En guise d’introduction, je relèverai cette idée, qui court un peu partout, que le pape François nous aurait donné une « juridiction » pour l’année jubilaire, ce qu’il vient de renouveler. Lisons simplement les termes employés : « Au cours de l’Année jubilaire, j’avais concédé aux fidèles qui, pour des raisons diverses, fréquentent les églises desservies par des prêtres de la Fraternité Saint-Pie X, la faculté de recevoir validement et licitement l’absolution sacramentelle de leurs péchés. Pour le bien pastoral de ces fidèles et comptant sur la bonne volonté de leurs prêtres afin que la pleine communion dans l’Eglise catholique puisse être recouvrée avec l’aide de Dieu, j’établis par ma propre décision d’étendre cette faculté au-delà de la période jubilaire, jusqu’à ce que soient prises de nouvelles dispositions, pour que le signe sacramentel de la réconciliation à travers le pardon de l’Eglise ne fasse jamais défaut à personne. » C’est la même formule qu’il avait déjà utilisée dans la lettre adressée à Mgr Rino Fisichella, dans laquelle il ne s’adressait pas à la Fraternité mais aux fidèles : « Une dernière considération s’adresse aux fidèles qui, pour diverses raisons, désirent fréquenter les églises où les offices sont célébrés par les prêtres de la Fraternité Saint Pie X.[…] j’établis, par ma propre disposition, que ceux qui, au cours de l’Année Sainte de la Miséricorde, s’approcheront, pour célébrer le Sacrement de la Réconciliation, des prêtres de la Fraternité Saint Pie X recevront une absolution valide et licite de leurs péchés. »

Le Pape, entre autres choses, ignore visiblement le Droit Canon, car je ne vois nulle part qu’il ait parlé de donner une « juridiction » ou une « faculté » aux prêtres de la Fraternité ! Il ne s’adresse pas aux prêtres mais aux fidèles ! Il n’a rien changé à la situation canonique des prêtres – ce qui nécessiterait un acte clair et une déclaration explicite – et il est donc évident que ce geste en faveur des fidèles suppose que nous possédions le pouvoir de les absoudre ! Et Mgr Fellay dans sa réaction ne s’y était pas trompé : « La Fraternité Saint-Pie X exprime sa reconnaissance au Souverain Pontife pour ce geste paternel.
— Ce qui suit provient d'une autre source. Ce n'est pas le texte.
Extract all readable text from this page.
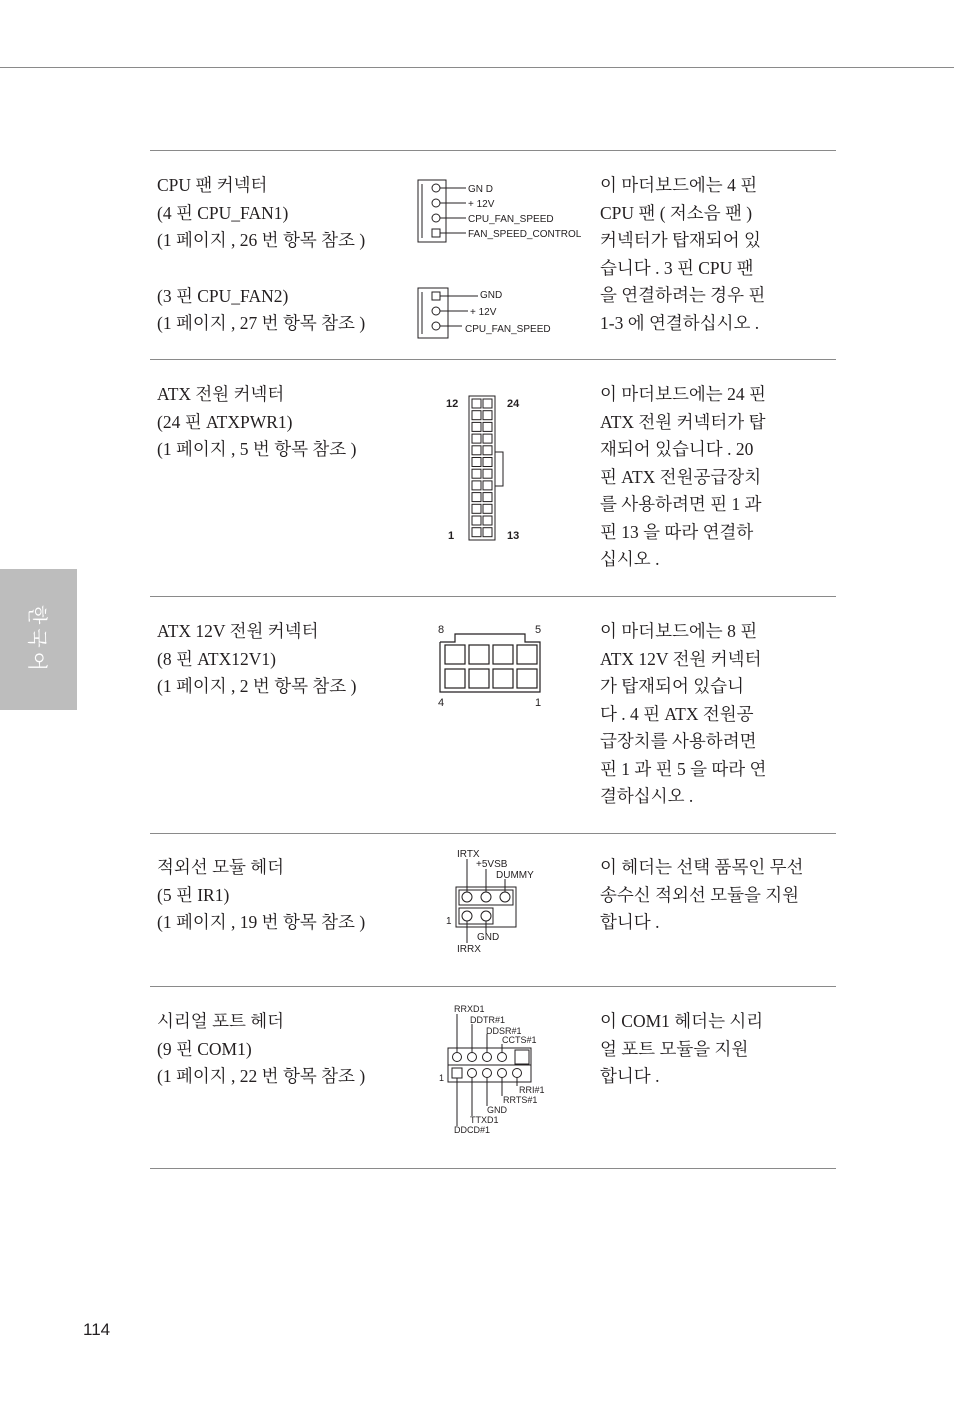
한국어
114
CPU 팬 커넥터
(4 핀 CPU_FAN1)
(1 페이지 , 26 번 항목 참조 )
(3 핀 CPU_FAN2)
(1 페이지 , 27 번 항목 참조 )
이 마더보드에는 4 핀
CPU 팬 ( 저소음 팬 )
커넥터가 탑재되어 있
습니다 . 3 핀 CPU 팬
을 연결하려는 경우 핀
1-3 에 연결하십시오 .
GN D
+ 12V
CPU_FAN_SPEED
FAN_SPEED_CONTROL
GND
+ 12V
CPU_FAN_SPEED
ATX 전원 커넥터
(24 핀 ATXPWR1)
(1 페이지 , 5 번 항목 참조 )
이 마더보드에는 24 핀
ATX 전원 커넥터가 탑
재되어 있습니다 . 20
핀 ATX 전원공급장치
를 사용하려면 핀 1 과
핀 13 을 따라 연결하
십시오 .
12	24
1	13
ATX 12V 전원 커넥터
(8 핀 ATX12V1)
(1 페이지 , 2 번 항목 참조 )
이 마더보드에는 8 핀
ATX 12V 전원 커넥터
가 탑재되어 있습니
다 . 4 핀 ATX 전원공
급장치를 사용하려면
핀 1 과 핀 5 을 따라 연
결하십시오 .
8	5
4	1
적외선 모듈 헤더
(5 핀 IR1)
(1 페이지 , 19 번 항목 참조 )
이 헤더는 선택 품목인 무선
송수신 적외선 모듈을 지원
합니다 .
IRTX
+5VSB
DUMMY
1
GND
IRRX
시리얼 포트 헤더
(9 핀 COM1)
(1 페이지 , 22 번 항목 참조 )
이 COM1 헤더는 시리
얼 포트 모듈을 지원
합니다 .
RRXD1
DDTR#1
DDSR#1
CCTS#1
1
RRI#1
RRTS#1
GND
TTXD1
DDCD#1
Dans le ministère du sacrement de pénitence, elle s’est toujours appuyée, en toute certitude, sur la juridiction extraordinaire que confèrent les Normae generales du Code de droit canonique. A l’occasion de cette Année sainte, le pape François veut que tous les fidèles qui souhaitent se confesser aux prêtres de la Fraternité Saint-Pie X puissent le faire sans être inquiétés. » Alors, fallait-il dire aux fidèles de ne pas venir se confesser chez nous pour ne pas courir le risque de recevoir une absolution « conciliaire » ? La juridiction, même suppléée, comme la grâce elle-même sont des biens qui appartiennent au trésor de l’Église, pour y instaurer l’ordre voulu et assurer aux fidèles les moyens de la grâce, et qui n’ont rien à voir avec ce qu’il y a en elle de « conciliaire ». Ce sont des mesures normales et bonnes qui font partie de la vie normale de l’Église catholique… et qui ne sont pas propres à l’Église « conciliaire ».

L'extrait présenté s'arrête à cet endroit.